Feiticeira, filha do rei da Cólquida, Medéia conheceu Jasão quando ele chegou ao reino de seu pai para solicitar o Novelo de Ouro. Influenciada pelos poderes de Afrodite, se apaixona pelo herói e decide ajudá-lo em sua empreitada.

O rei não permitiria que Jasão levasse consigo o Novelo de Ouro, mas mente dizendo que Jasão poderia levá-lo caso cumprisse uma série de trabalhos, dentre eles emparelhar touros cuspidores de fogo e lutar contra guerreiros mágicos. Medéia oferece sua ajuda pedindo em troca o amor de Jasão que, com a ajuda da feiticeira, consegue realizar os feitos e depois, com ajuda dela novamente, consegue escapar com a lã e fugir da cidade com a princesa.

Vão a Corinto e lá se casam tendo vários filhos.
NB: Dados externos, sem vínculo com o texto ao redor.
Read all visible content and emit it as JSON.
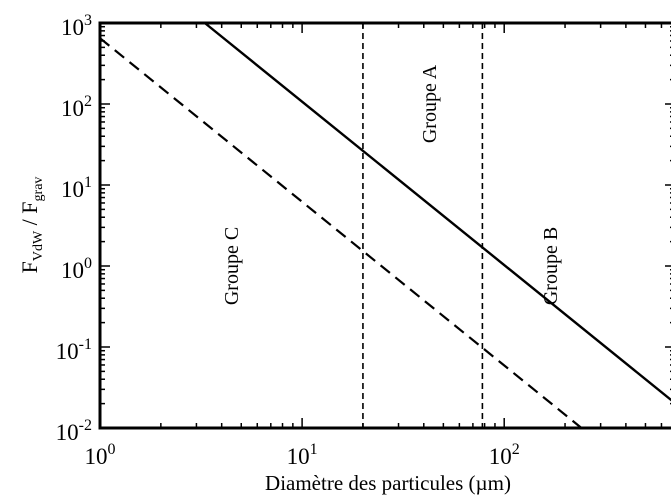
{
  "chart_data": {
    "type": "line",
    "title": "",
    "xlabel": "Diamètre des particules (µm)",
    "ylabel": {
      "base": "F",
      "num_sub": "VdW",
      "den_sub": "grav"
    },
    "xscale": "log",
    "yscale": "log",
    "xlim": [
      1,
      700
    ],
    "ylim": [
      0.01,
      1000
    ],
    "xticks": [
      {
        "value": 1,
        "base": "10",
        "exp": "0"
      },
      {
        "value": 10,
        "base": "10",
        "exp": "1"
      },
      {
        "value": 100,
        "base": "10",
        "exp": "2"
      }
    ],
    "yticks": [
      {
        "value": 0.01,
        "base": "10",
        "exp": "-2"
      },
      {
        "value": 0.1,
        "base": "10",
        "exp": "-1"
      },
      {
        "value": 1,
        "base": "10",
        "exp": "0"
      },
      {
        "value": 10,
        "base": "10",
        "exp": "1"
      },
      {
        "value": 100,
        "base": "10",
        "exp": "2"
      },
      {
        "value": 1000,
        "base": "10",
        "exp": "3"
      }
    ],
    "grid": false,
    "legend": "none",
    "series": [
      {
        "style": "solid",
        "x": [
          3.3,
          700
        ],
        "y": [
          1000,
          0.0203
        ]
      },
      {
        "style": "dashed",
        "x": [
          1,
          240
        ],
        "y": [
          650,
          0.0101
        ]
      }
    ],
    "vlines": [
      {
        "x": 20,
        "style": "dashed"
      },
      {
        "x": 78,
        "style": "dashed"
      }
    ],
    "annotations": [
      {
        "text": "Groupe C",
        "x": 4.5,
        "y": 1.0,
        "rotation": -90
      },
      {
        "text": "Groupe A",
        "x": 43,
        "y": 100,
        "rotation": -90
      },
      {
        "text": "Groupe B",
        "x": 170,
        "y": 1.0,
        "rotation": -90
      }
    ]
  }
}
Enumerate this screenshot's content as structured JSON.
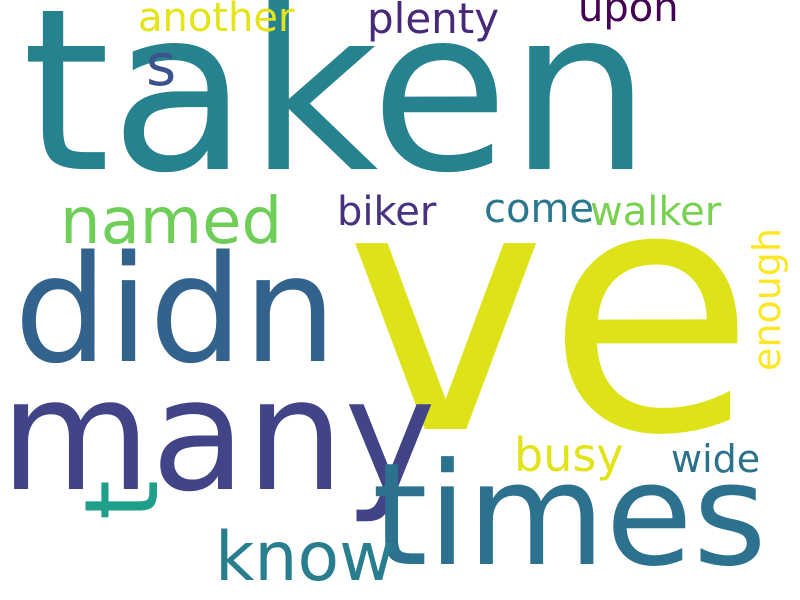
{
  "words": [
    {
      "text": "taken",
      "color": "#26828e"
    },
    {
      "text": "ve",
      "color": "#dde318"
    },
    {
      "text": "didn",
      "color": "#33638d"
    },
    {
      "text": "many",
      "color": "#414487"
    },
    {
      "text": "times",
      "color": "#2c728e"
    },
    {
      "text": "know",
      "color": "#287d8e"
    },
    {
      "text": "t",
      "color": "#1f9e89"
    },
    {
      "text": "named",
      "color": "#6ece58"
    },
    {
      "text": "another",
      "color": "#e5e419"
    },
    {
      "text": "plenty",
      "color": "#482878"
    },
    {
      "text": "upon",
      "color": "#440154"
    },
    {
      "text": "s",
      "color": "#3b528b"
    },
    {
      "text": "biker",
      "color": "#46327e"
    },
    {
      "text": "come",
      "color": "#2a788e"
    },
    {
      "text": "walker",
      "color": "#7ad151"
    },
    {
      "text": "enough",
      "color": "#fde725"
    },
    {
      "text": "busy",
      "color": "#e2e418"
    },
    {
      "text": "wide",
      "color": "#2c728e"
    }
  ]
}
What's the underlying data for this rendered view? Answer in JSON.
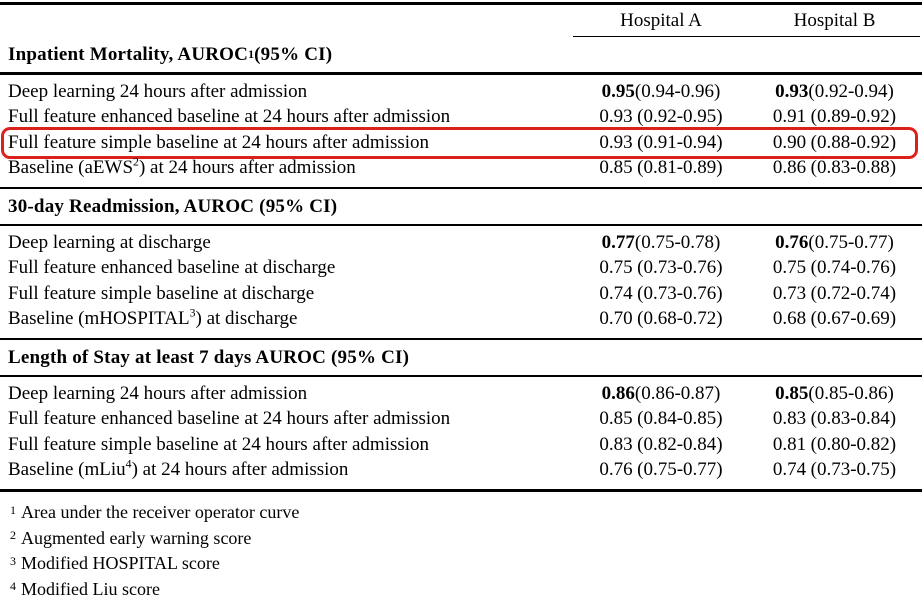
{
  "table": {
    "columns": {
      "a": "Hospital A",
      "b": "Hospital B"
    },
    "highlight_color": "#dc211d",
    "sections": [
      {
        "title_pre": "Inpatient Mortality, AUROC",
        "title_sup": "1",
        "title_post": "(95% CI)",
        "rows": [
          {
            "label_pre": "Deep learning 24 hours after admission",
            "label_sup": "",
            "label_post": "",
            "a": "0.95",
            "a_ci": "(0.94-0.96)",
            "b": "0.93",
            "b_ci": "(0.92-0.94)",
            "bold": true,
            "highlighted": false
          },
          {
            "label_pre": "Full feature enhanced baseline at 24 hours after admission",
            "label_sup": "",
            "label_post": "",
            "a": "0.93",
            "a_ci": "(0.92-0.95)",
            "b": "0.91",
            "b_ci": "(0.89-0.92)",
            "bold": false,
            "highlighted": false
          },
          {
            "label_pre": "Full feature simple baseline at 24 hours after admission",
            "label_sup": "",
            "label_post": "",
            "a": "0.93",
            "a_ci": "(0.91-0.94)",
            "b": "0.90",
            "b_ci": "(0.88-0.92)",
            "bold": false,
            "highlighted": true
          },
          {
            "label_pre": "Baseline (aEWS",
            "label_sup": "2",
            "label_post": ") at 24 hours after admission",
            "a": "0.85",
            "a_ci": "(0.81-0.89)",
            "b": "0.86",
            "b_ci": "(0.83-0.88)",
            "bold": false,
            "highlighted": false
          }
        ]
      },
      {
        "title_pre": "30-day Readmission, AUROC (95% CI)",
        "title_sup": "",
        "title_post": "",
        "rows": [
          {
            "label_pre": "Deep learning at discharge",
            "label_sup": "",
            "label_post": "",
            "a": "0.77",
            "a_ci": "(0.75-0.78)",
            "b": "0.76",
            "b_ci": "(0.75-0.77)",
            "bold": true,
            "highlighted": false
          },
          {
            "label_pre": "Full feature enhanced baseline at discharge",
            "label_sup": "",
            "label_post": "",
            "a": "0.75",
            "a_ci": "(0.73-0.76)",
            "b": "0.75",
            "b_ci": "(0.74-0.76)",
            "bold": false,
            "highlighted": false
          },
          {
            "label_pre": "Full feature simple baseline at discharge",
            "label_sup": "",
            "label_post": "",
            "a": "0.74",
            "a_ci": "(0.73-0.76)",
            "b": "0.73",
            "b_ci": "(0.72-0.74)",
            "bold": false,
            "highlighted": false
          },
          {
            "label_pre": "Baseline (mHOSPITAL",
            "label_sup": "3",
            "label_post": ") at discharge",
            "a": "0.70",
            "a_ci": "(0.68-0.72)",
            "b": "0.68",
            "b_ci": "(0.67-0.69)",
            "bold": false,
            "highlighted": false
          }
        ]
      },
      {
        "title_pre": "Length of Stay at least 7 days AUROC (95% CI)",
        "title_sup": "",
        "title_post": "",
        "rows": [
          {
            "label_pre": "Deep learning 24 hours after admission",
            "label_sup": "",
            "label_post": "",
            "a": "0.86",
            "a_ci": "(0.86-0.87)",
            "b": "0.85",
            "b_ci": "(0.85-0.86)",
            "bold": true,
            "highlighted": false
          },
          {
            "label_pre": "Full feature enhanced baseline at 24 hours after admission",
            "label_sup": "",
            "label_post": "",
            "a": "0.85",
            "a_ci": "(0.84-0.85)",
            "b": "0.83",
            "b_ci": "(0.83-0.84)",
            "bold": false,
            "highlighted": false
          },
          {
            "label_pre": "Full feature simple baseline at 24 hours after admission",
            "label_sup": "",
            "label_post": "",
            "a": "0.83",
            "a_ci": "(0.82-0.84)",
            "b": "0.81",
            "b_ci": "(0.80-0.82)",
            "bold": false,
            "highlighted": false
          },
          {
            "label_pre": "Baseline (mLiu",
            "label_sup": "4",
            "label_post": ") at 24 hours after admission",
            "a": "0.76",
            "a_ci": "(0.75-0.77)",
            "b": "0.74",
            "b_ci": "(0.73-0.75)",
            "bold": false,
            "highlighted": false
          }
        ]
      }
    ],
    "footnotes": [
      {
        "sup": "1",
        "text": "Area under the receiver operator curve"
      },
      {
        "sup": "2",
        "text": "Augmented early warning score"
      },
      {
        "sup": "3",
        "text": "Modified HOSPITAL score"
      },
      {
        "sup": "4",
        "text": "Modified Liu score"
      }
    ]
  }
}
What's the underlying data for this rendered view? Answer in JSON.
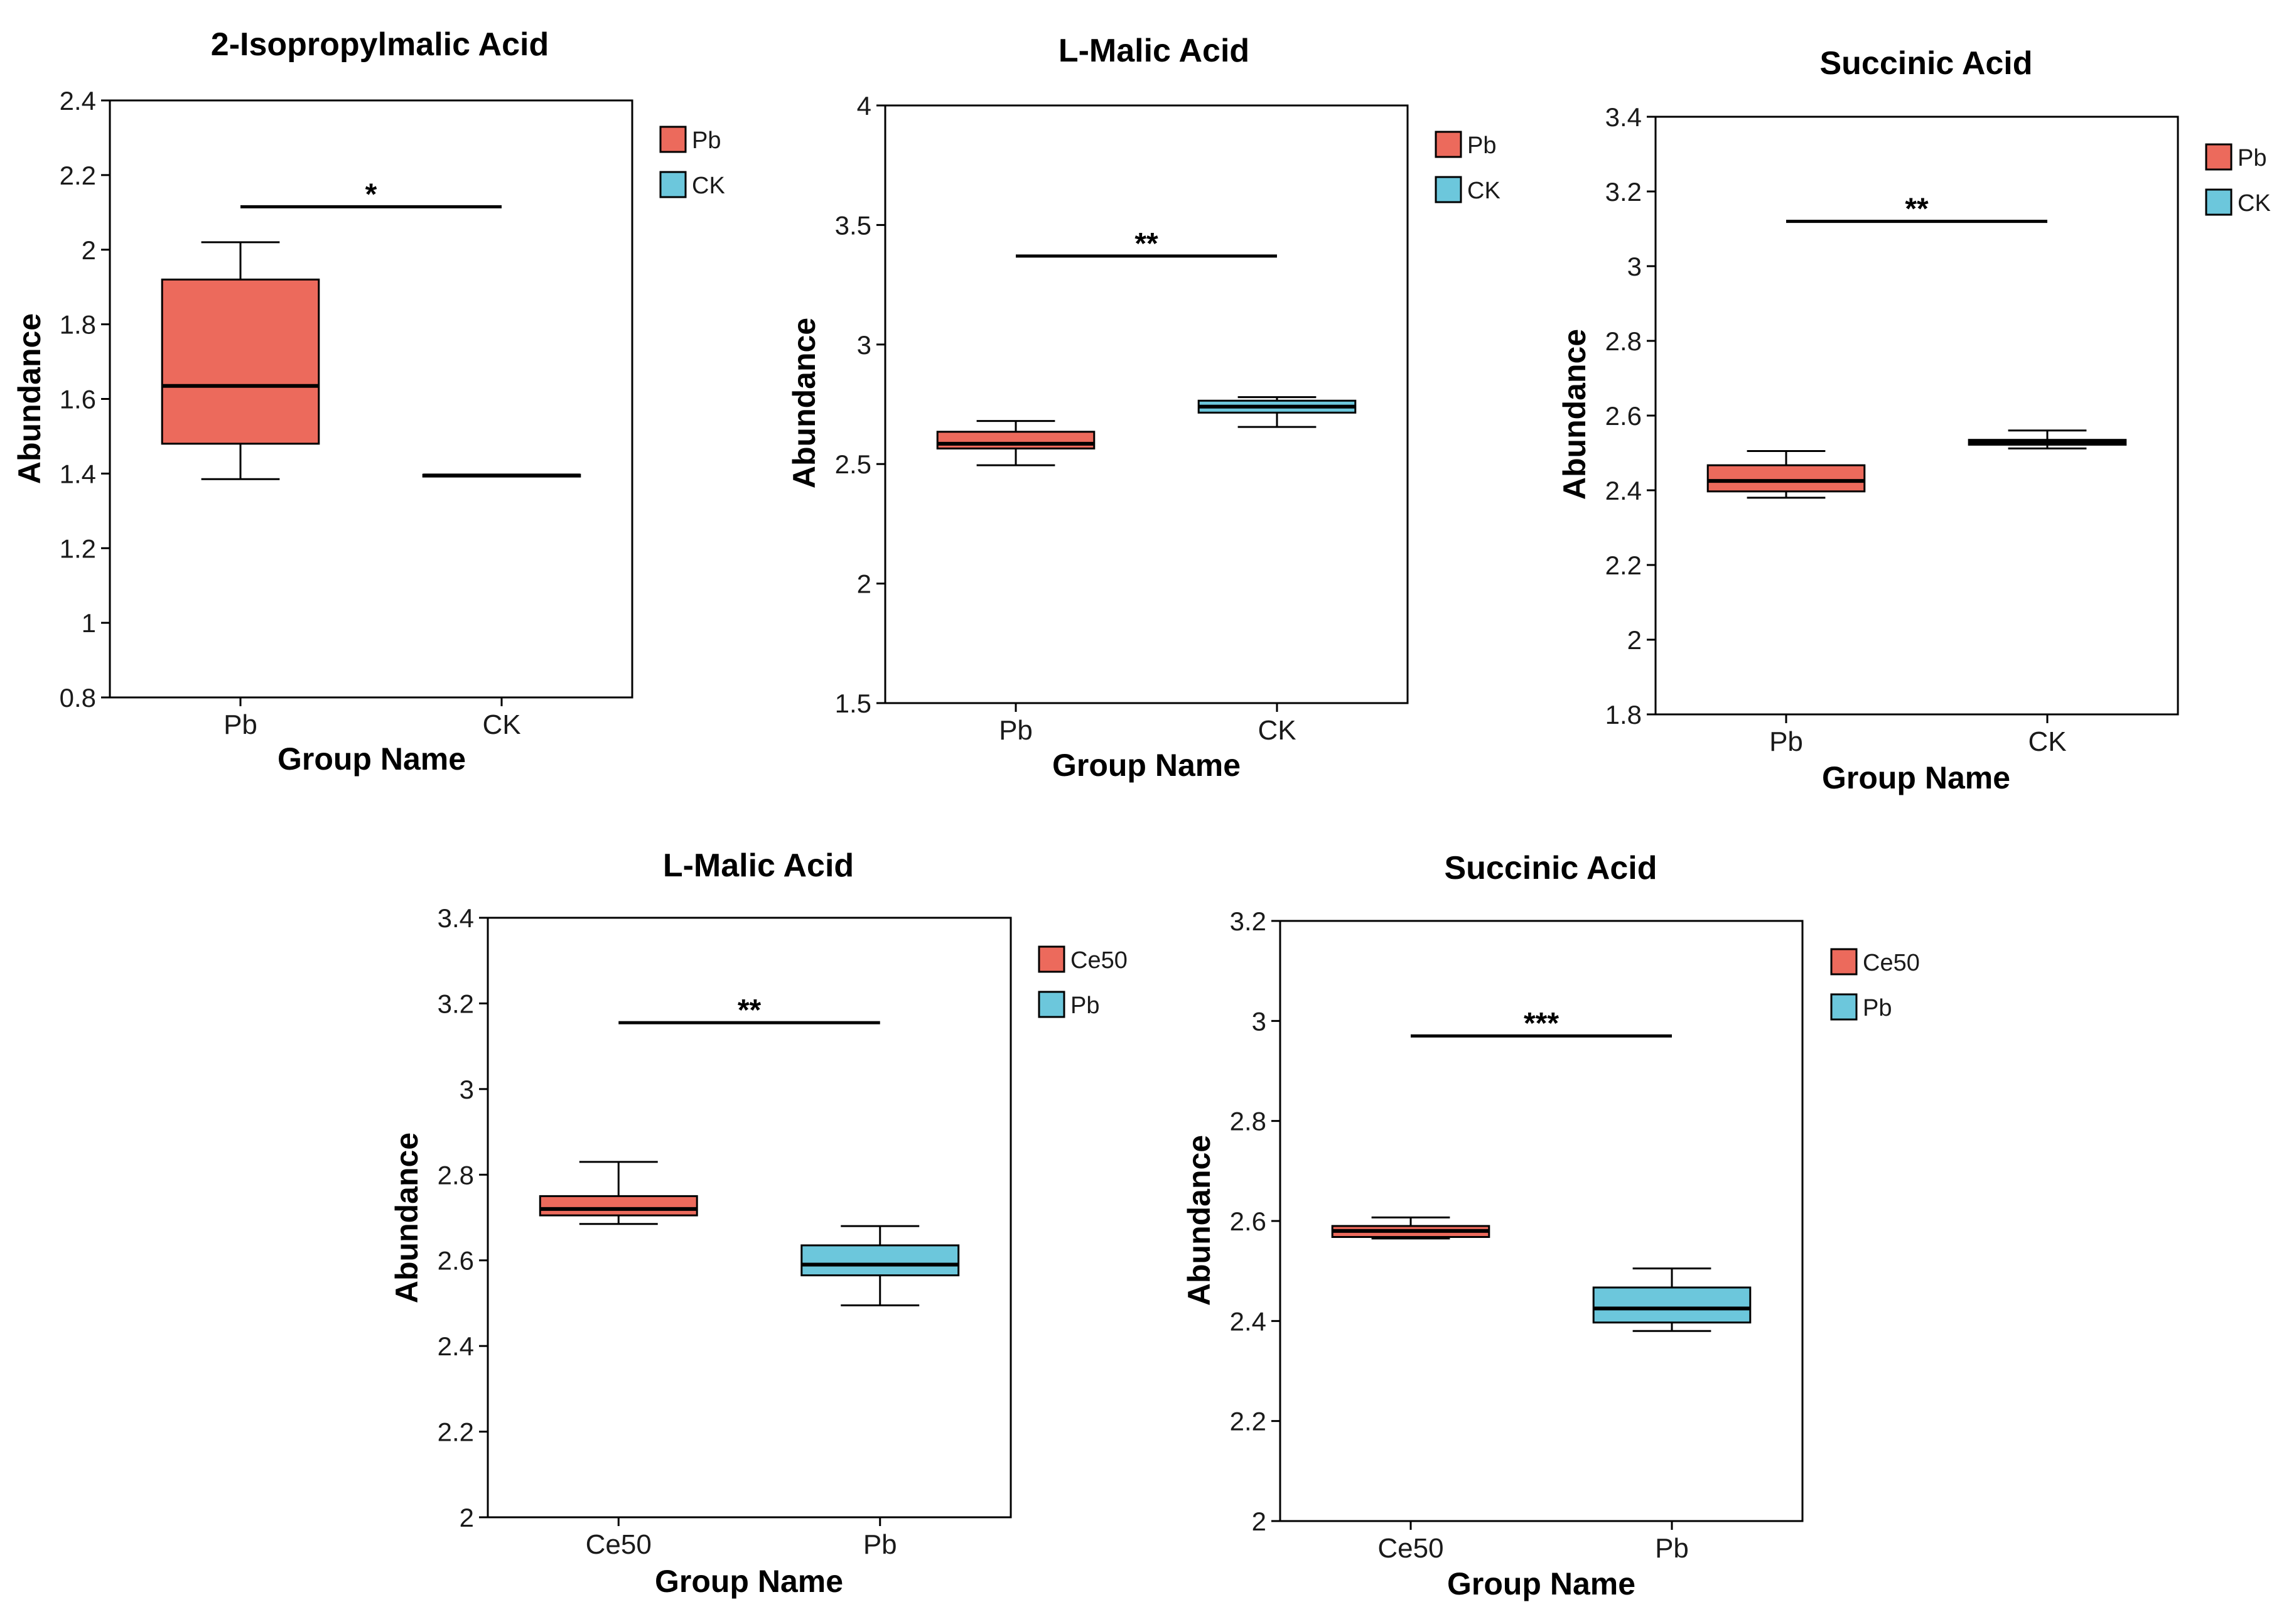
{
  "figure": {
    "background": "#ffffff"
  },
  "colors": {
    "red": "#ec6a5c",
    "blue": "#6cc7dc",
    "stroke": "#000000"
  },
  "chart_data": [
    {
      "type": "box",
      "title": "2-Isopropylmalic Acid",
      "xlabel": "Group Name",
      "ylabel": "Abundance",
      "ylim": [
        0.8,
        2.4
      ],
      "yticks": [
        0.8,
        1,
        1.2,
        1.4,
        1.6,
        1.8,
        2,
        2.2,
        2.4
      ],
      "ytick_labels": [
        "0.8",
        "1",
        "1.2",
        "1.4",
        "1.6",
        "1.8",
        "2",
        "2.2",
        "2.4"
      ],
      "categories": [
        "Pb",
        "CK"
      ],
      "legend": [
        "Pb",
        "CK"
      ],
      "boxes": [
        {
          "group": "Pb",
          "color": "red",
          "whisker_low": 1.385,
          "q1": 1.48,
          "median": 1.635,
          "q3": 1.92,
          "whisker_high": 2.02
        },
        {
          "group": "CK",
          "color": "blue",
          "whisker_low": 1.393,
          "q1": 1.393,
          "median": 1.395,
          "q3": 1.397,
          "whisker_high": 1.397
        }
      ],
      "significance": {
        "label": "*",
        "y": 2.115
      }
    },
    {
      "type": "box",
      "title": "L-Malic Acid",
      "xlabel": "Group Name",
      "ylabel": "Abundance",
      "ylim": [
        1.5,
        4
      ],
      "yticks": [
        1.5,
        2,
        2.5,
        3,
        3.5,
        4
      ],
      "ytick_labels": [
        "1.5",
        "2",
        "2.5",
        "3",
        "3.5",
        "4"
      ],
      "categories": [
        "Pb",
        "CK"
      ],
      "legend": [
        "Pb",
        "CK"
      ],
      "boxes": [
        {
          "group": "Pb",
          "color": "red",
          "whisker_low": 2.495,
          "q1": 2.565,
          "median": 2.585,
          "q3": 2.635,
          "whisker_high": 2.68
        },
        {
          "group": "CK",
          "color": "blue",
          "whisker_low": 2.655,
          "q1": 2.715,
          "median": 2.74,
          "q3": 2.765,
          "whisker_high": 2.78
        }
      ],
      "significance": {
        "label": "**",
        "y": 3.37
      }
    },
    {
      "type": "box",
      "title": "Succinic Acid",
      "xlabel": "Group Name",
      "ylabel": "Abundance",
      "ylim": [
        1.8,
        3.4
      ],
      "yticks": [
        1.8,
        2,
        2.2,
        2.4,
        2.6,
        2.8,
        3,
        3.2,
        3.4
      ],
      "ytick_labels": [
        "1.8",
        "2",
        "2.2",
        "2.4",
        "2.6",
        "2.8",
        "3",
        "3.2",
        "3.4"
      ],
      "categories": [
        "Pb",
        "CK"
      ],
      "legend": [
        "Pb",
        "CK"
      ],
      "boxes": [
        {
          "group": "Pb",
          "color": "red",
          "whisker_low": 2.38,
          "q1": 2.397,
          "median": 2.425,
          "q3": 2.467,
          "whisker_high": 2.505
        },
        {
          "group": "CK",
          "color": "blue",
          "whisker_low": 2.512,
          "q1": 2.522,
          "median": 2.529,
          "q3": 2.535,
          "whisker_high": 2.56
        }
      ],
      "significance": {
        "label": "**",
        "y": 3.12
      }
    },
    {
      "type": "box",
      "title": "L-Malic Acid",
      "xlabel": "Group Name",
      "ylabel": "Abundance",
      "ylim": [
        2,
        3.4
      ],
      "yticks": [
        2,
        2.2,
        2.4,
        2.6,
        2.8,
        3,
        3.2,
        3.4
      ],
      "ytick_labels": [
        "2",
        "2.2",
        "2.4",
        "2.6",
        "2.8",
        "3",
        "3.2",
        "3.4"
      ],
      "categories": [
        "Ce50",
        "Pb"
      ],
      "legend": [
        "Ce50",
        "Pb"
      ],
      "boxes": [
        {
          "group": "Ce50",
          "color": "red",
          "whisker_low": 2.685,
          "q1": 2.705,
          "median": 2.72,
          "q3": 2.75,
          "whisker_high": 2.83
        },
        {
          "group": "Pb",
          "color": "blue",
          "whisker_low": 2.495,
          "q1": 2.565,
          "median": 2.59,
          "q3": 2.635,
          "whisker_high": 2.68
        }
      ],
      "significance": {
        "label": "**",
        "y": 3.155
      }
    },
    {
      "type": "box",
      "title": "Succinic Acid",
      "xlabel": "Group Name",
      "ylabel": "Abundance",
      "ylim": [
        2,
        3.2
      ],
      "yticks": [
        2,
        2.2,
        2.4,
        2.6,
        2.8,
        3,
        3.2
      ],
      "ytick_labels": [
        "2",
        "2.2",
        "2.4",
        "2.6",
        "2.8",
        "3",
        "3.2"
      ],
      "categories": [
        "Ce50",
        "Pb"
      ],
      "legend": [
        "Ce50",
        "Pb"
      ],
      "boxes": [
        {
          "group": "Ce50",
          "color": "red",
          "whisker_low": 2.565,
          "q1": 2.568,
          "median": 2.58,
          "q3": 2.59,
          "whisker_high": 2.607
        },
        {
          "group": "Pb",
          "color": "blue",
          "whisker_low": 2.38,
          "q1": 2.397,
          "median": 2.425,
          "q3": 2.467,
          "whisker_high": 2.505
        }
      ],
      "significance": {
        "label": "***",
        "y": 2.97
      }
    }
  ]
}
É aí começa a tragédia.

Creonte, rei de Corinto, oferece a Jasão a mão de sua filha Glauce em casamento. Ambicioso, Jasão abandona Medéia e prepara-se para casar com a jovem princesa. Medéia vinga-se do marido envenenando a futura esposa de Jasão e matando os próprios filhos, depois fugindo da cidade e não sendo punida pelos seus atos.

Muita gente deve estar se perguntando, o que uma tragédia como essa tem a ver comigo? É uma analogia, estúpido!

Quantos relacionamentos terminam e a busca por um culpado se transforma na tarefa essencial? Quem foi o responsável pelo fim dos contos de fada, pela destruição de toda a esperança de que dias melhores, satisfatórios e eternos viriam? O amor morre e seu corpo estirado no chão pouca importância faz, devemos linchar o seu assassino, colocar a culpa em alguém.

A analogia é uma atividade importantíssima quando o assunto é a psique humana. A percepção de que o nosso sofrimento [ou mesmo felicidade] nada tem de inédito e que é tudo humano, demasiado humano.

Nos relacionamentos amorosos, assim como em todos os relacionamentos, alguém denuncia, antes de todos os outros, algo de errado na ordem das coisas. A corda sempre arrebenta no lado mais fraco, na mão de quem, com menor poder, tem de se ver no fundo do poço sem quaisquer subterfúgios. É assim que acontece com as crianças que inundam os consultórios de psicologia, somatizando os pecados dos pais… o adoecimento dos idosos, o aumento do contingente de moradores de rua… sobras do capitalismo.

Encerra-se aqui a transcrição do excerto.